Saturday, May 31, 2008

Who Knew Part 2: Buy Poor People Cars

This is what our buddy Wendell Cox said in an interview with the Pittsburgh Tribune. Wow. Read it for yourself:

Q: What would you do if you got to run the Port Authority?

A: If I were given dictatorial powers to go into a place like Pittsburgh and not have to deal with the feds and everything, I would propose that what we do is first offer a program of leased cars to our low-income riders and basically try to move all of our low-income drivers who can drive to cars. And by the way, the mathematics work very well.

Secondly, I would strengthen dial-a-ride (Access) programs to help those people we can't help with cars. And thirdly, I would provide whatever service can be provided by bus or rail profitably. That means that people who work downtown are going to have to start paying their share. Maybe that hurts downtown. But the fact is, there's no reason why a downtown employee should not be paying the full cost of his transit ride to downtown.

Wendell and other able bodied people don't really care about kids or older folks that can't drive. Those dial a ride programs are expensive and aren't very reliable. Imagine how much more expensive they would be if they were flushed with all the new traffic after bus routes were shut down. Basically buy people cars and provide taxis. Real good idea Wendell. Lets not get into "the math" either. You always forget to add in the taxpayer cost of local streets, health implications of higher pollution, cost of parking spaces, loss of property tax from highways not to mention the massive taxpayer cost of highway expansion that would have to take place to accommodate all those new cars you bought people.

There are a lot more gems of half truths and bs in this column, but I thought I would share more. I think its safe to say that Wendell just hates transit and loves cars. He loves the way of life that costs most Americans 19% of their income right off the bat.

Q: What's the best transit system in the United States -- or is there one?
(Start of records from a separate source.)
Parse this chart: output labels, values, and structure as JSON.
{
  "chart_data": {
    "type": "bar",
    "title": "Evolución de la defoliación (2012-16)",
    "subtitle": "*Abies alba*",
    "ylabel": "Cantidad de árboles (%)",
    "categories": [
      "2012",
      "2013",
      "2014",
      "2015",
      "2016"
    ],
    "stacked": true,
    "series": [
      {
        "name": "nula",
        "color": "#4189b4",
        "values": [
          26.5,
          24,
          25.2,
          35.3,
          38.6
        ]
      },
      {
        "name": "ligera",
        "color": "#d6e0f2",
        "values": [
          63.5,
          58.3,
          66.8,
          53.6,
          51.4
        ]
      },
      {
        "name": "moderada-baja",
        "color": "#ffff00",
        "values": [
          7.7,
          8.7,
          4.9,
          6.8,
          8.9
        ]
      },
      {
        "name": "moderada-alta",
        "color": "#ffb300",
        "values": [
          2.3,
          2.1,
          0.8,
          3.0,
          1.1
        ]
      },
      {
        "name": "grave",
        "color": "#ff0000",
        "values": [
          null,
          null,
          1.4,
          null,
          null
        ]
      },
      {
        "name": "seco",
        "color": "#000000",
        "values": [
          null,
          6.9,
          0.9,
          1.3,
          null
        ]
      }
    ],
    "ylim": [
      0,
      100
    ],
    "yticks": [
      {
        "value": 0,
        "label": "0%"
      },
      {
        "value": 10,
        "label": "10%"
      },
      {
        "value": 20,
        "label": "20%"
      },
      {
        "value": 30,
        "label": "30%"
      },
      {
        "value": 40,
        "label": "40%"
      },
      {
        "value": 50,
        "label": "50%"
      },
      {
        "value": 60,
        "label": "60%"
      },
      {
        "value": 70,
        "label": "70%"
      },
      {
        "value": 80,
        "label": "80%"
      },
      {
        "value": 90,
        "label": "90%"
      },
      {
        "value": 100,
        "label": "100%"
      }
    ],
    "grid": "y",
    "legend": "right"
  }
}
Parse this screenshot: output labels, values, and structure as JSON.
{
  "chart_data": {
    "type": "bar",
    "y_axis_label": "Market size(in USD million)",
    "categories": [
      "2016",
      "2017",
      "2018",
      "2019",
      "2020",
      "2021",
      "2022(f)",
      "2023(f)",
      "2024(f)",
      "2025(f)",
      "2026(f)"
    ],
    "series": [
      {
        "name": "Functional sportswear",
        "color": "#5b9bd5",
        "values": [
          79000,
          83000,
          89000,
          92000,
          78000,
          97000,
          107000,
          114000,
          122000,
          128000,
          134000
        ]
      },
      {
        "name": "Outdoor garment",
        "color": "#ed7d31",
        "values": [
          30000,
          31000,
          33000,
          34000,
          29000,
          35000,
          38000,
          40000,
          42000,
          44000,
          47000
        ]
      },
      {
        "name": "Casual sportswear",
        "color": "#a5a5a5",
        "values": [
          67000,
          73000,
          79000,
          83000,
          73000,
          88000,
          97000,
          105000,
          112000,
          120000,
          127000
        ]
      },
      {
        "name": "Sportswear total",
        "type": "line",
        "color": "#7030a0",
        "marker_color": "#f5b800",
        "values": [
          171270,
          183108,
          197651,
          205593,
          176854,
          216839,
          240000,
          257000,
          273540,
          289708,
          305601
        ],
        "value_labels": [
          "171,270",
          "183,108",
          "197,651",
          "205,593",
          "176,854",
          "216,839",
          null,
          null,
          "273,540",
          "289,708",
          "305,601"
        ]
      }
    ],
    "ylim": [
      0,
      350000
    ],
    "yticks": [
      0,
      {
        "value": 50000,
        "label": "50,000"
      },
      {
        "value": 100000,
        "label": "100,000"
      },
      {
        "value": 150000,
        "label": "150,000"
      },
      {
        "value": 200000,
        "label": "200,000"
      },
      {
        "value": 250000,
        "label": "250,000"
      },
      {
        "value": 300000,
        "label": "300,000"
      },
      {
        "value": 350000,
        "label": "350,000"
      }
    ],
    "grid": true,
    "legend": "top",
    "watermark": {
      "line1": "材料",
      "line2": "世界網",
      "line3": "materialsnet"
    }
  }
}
A: Boy.... Oh, San Diego. I would not call it the best. I'd call it the least worst. San Diego has done some wonderful things. They started contracting out transit service in 1979. Their costs are much lower than other systems as a result. More than 40 percent of their system is contracted out now. They carry a huge increase in ridership compared to what they had in 1980 -- a ridership increase that's far greater than the population increase. Everybody likes to talk about the San Diego Trolley, the light rail line. It is, again, the least worst trolley in the country. It is less unsuccessful as a result of its first line that went to the Mexican border. For example, if those Port Authority tunnels under the Allegheny River in Pittsburgh were ending up at the Mexican border, they might make some sense. But in the early years, this San Diego line covered 90 percent of its operating cost; it never covered any capital. As the system has expanded, it's been decimated. There's no other destination like the Mexican border. When you talk about transit in the United States, you have to be talking about best prisoner awards. These systems are a scourge on taxpayers. There are some that do some wonderful things, but nobody does it all right.

There's a bit of race baiting in here mixed with some good ole misleading information. Nothing new from people like Wendell. First off, the San Diego Trolley is the most efficient light rail system in the United States. It operates at 20 cents per passenger mile. Give any other mode outside of bicycles and walking that operate at that low cost. This is saving taxpayers money. Don't give me this bs Wendell about decimation. Your twisted logic has led the United States into this mess we are in today with people dependent on the oil god. Consume all you want and pay later. Well that bill is going to come due soon and the tax payers are going to front it. That will be decimation. It would have been better off in the long run if you and your ilk weren't so busy promoting wasteful living arrangements and solutions that would create more carbon expulsion.

It also seems like Wendell also has a hate for downtowns. I'm not sure why. Perhaps he believes that people should be isolated from each other and knowledge agglomeration should be limited. It's funny to think that Randall and Wendell attack San Jose for its planning, when in reality its much of their thinking that has gone into what created that place. More roads, less downtown, more driving.

We'll get to those privatization arguments later when we have more time.


bgfa said...

Cox is a shill for the auto industry. Case closed. I think just about everyone knows that, but $8 a gallon gas will shut him up once and for all, I am sure.

Pantograph Trolleypole said...

Well everyone here knows bgfa, yet he still gets airtime in papers all over the country.

Joshua Skolnick said...

Yeah, Cox gets airtime in the papers, because the auto industry butters their bread. What paper does not have a vast "Autos" section in it? The more cars we buy (and wear out and replace) the more ad revenue these rags get.